Some of them were presented as history. Consider Livy (Titus Livius)'s book "History of Rome". It describes the careers of members of the Scipio family, and that family's tomb complex has indeed been found. It also describes how the founder of Rome was the son of a god and a virgin.

Such historical figures as Pythagoras, Plato, Alexander the Great, and Augustus Caesar have supposedly been conceived by divine impregnation, at least in some accounts of them.
 
As far as I know the born of a virgin claim is a mistranslation of a word that is better translated as maiden or young woman.
That's Isaiah 7:14: For this reason the Lord himself will give you a confirming sign.[a] Look, this young woman[c] is about to conceive[d] and will give birth to a son. You, young woman, will name him[e] Immanuel.[f] (NET Bible)


Translation (strongs 5959) is either of these, depending which is used:

1) virgin, young woman
1a) of marriageable age
1b) maid or newly married

(*deleted this bit for another post)


It appears to be an attempt to fulfill prophesy based on a mistranslation of verse.
 
Translation (strongs 5959) is either of these, depending which is used:

1) virgin, young woman
1a) of marriageable age
1b) maid or newly married

(*deleted this bit for another post)

It appears to be an attempt to fulfill prophesy based on a mistranslation of verse.

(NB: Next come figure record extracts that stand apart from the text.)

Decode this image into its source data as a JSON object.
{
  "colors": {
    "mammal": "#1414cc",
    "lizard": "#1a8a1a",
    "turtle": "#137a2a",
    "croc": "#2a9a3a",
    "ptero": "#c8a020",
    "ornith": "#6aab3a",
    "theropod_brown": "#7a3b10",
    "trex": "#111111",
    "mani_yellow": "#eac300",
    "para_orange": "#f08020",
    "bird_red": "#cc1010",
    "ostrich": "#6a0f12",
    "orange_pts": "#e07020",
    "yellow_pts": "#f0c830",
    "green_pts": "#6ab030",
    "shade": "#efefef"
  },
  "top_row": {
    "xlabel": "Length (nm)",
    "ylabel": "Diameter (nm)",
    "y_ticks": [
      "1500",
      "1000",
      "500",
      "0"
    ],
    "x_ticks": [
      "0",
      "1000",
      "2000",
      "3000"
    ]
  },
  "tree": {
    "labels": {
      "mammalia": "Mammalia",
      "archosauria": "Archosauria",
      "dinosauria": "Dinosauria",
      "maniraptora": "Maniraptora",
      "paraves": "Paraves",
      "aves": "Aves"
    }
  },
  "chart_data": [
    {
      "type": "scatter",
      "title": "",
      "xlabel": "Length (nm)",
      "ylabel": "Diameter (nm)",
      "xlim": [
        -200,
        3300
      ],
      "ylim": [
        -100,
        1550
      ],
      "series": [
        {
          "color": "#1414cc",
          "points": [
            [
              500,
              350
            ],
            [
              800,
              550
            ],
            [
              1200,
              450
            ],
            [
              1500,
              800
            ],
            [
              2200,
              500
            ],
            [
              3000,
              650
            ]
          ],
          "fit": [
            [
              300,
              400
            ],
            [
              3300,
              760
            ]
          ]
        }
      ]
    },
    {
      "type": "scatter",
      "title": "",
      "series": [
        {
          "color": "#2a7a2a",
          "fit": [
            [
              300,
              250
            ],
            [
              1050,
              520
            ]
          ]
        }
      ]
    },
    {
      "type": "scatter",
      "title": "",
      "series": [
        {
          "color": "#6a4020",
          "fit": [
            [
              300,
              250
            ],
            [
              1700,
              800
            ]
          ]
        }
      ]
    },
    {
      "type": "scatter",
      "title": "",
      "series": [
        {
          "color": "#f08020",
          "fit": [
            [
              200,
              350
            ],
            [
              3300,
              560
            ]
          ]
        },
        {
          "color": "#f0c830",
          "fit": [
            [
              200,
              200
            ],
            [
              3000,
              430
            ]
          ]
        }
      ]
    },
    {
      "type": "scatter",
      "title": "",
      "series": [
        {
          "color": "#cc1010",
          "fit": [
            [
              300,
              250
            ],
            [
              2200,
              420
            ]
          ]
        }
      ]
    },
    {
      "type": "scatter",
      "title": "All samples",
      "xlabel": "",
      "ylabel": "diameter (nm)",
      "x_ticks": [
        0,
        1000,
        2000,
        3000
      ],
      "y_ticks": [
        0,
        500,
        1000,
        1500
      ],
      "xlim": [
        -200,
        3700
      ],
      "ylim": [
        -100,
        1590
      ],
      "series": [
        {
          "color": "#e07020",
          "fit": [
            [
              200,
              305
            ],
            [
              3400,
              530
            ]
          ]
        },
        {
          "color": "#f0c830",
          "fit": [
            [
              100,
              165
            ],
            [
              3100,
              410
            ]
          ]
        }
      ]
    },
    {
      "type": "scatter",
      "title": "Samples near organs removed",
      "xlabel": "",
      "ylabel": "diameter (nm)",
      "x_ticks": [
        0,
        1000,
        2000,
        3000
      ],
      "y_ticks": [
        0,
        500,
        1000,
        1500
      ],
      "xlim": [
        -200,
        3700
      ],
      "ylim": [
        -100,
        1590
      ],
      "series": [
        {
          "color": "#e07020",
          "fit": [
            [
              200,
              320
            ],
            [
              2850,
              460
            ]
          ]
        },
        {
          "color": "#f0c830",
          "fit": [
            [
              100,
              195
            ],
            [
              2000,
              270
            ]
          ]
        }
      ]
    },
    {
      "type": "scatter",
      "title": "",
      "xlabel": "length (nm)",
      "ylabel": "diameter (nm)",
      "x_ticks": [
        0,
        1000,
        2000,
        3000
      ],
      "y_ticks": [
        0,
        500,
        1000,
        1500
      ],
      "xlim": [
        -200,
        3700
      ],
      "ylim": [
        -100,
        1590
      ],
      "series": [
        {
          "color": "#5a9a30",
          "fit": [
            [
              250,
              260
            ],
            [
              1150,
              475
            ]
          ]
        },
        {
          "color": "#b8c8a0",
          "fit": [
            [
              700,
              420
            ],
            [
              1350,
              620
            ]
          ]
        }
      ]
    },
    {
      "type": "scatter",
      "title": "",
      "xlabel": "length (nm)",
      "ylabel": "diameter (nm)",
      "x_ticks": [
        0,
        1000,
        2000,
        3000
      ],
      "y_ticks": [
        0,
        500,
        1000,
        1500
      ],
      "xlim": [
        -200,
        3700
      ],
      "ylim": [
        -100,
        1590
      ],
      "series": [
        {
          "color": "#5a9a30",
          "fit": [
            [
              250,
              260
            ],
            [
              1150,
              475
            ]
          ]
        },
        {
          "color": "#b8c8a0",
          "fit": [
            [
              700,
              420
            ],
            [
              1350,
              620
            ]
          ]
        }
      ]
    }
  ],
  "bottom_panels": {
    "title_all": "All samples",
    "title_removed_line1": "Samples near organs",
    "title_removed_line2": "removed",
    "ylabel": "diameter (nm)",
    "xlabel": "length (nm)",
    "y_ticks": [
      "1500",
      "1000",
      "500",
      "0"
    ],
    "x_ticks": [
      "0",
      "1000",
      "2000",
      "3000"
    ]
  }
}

Or else it's an example of people collecting bits of verse like they collect charms or anything else and spinning these bits of prose into a larger story based on bias. It's an exercise in superstition.
 
Well there are a lot of "bits" combined and other bits stilll being studied will be added to the collection. Mistranslations and biases happens with believers and non-believers alike.

( Didn't feel in the mood tbh, i.e. "its says this ....no it says that," getting into a toing and froing regarding the verse)
 
The NBA basketball player Allen Iverson was technically “born of a virgin.” Apparently his mother was impregnated without actual penetration. So it can happen.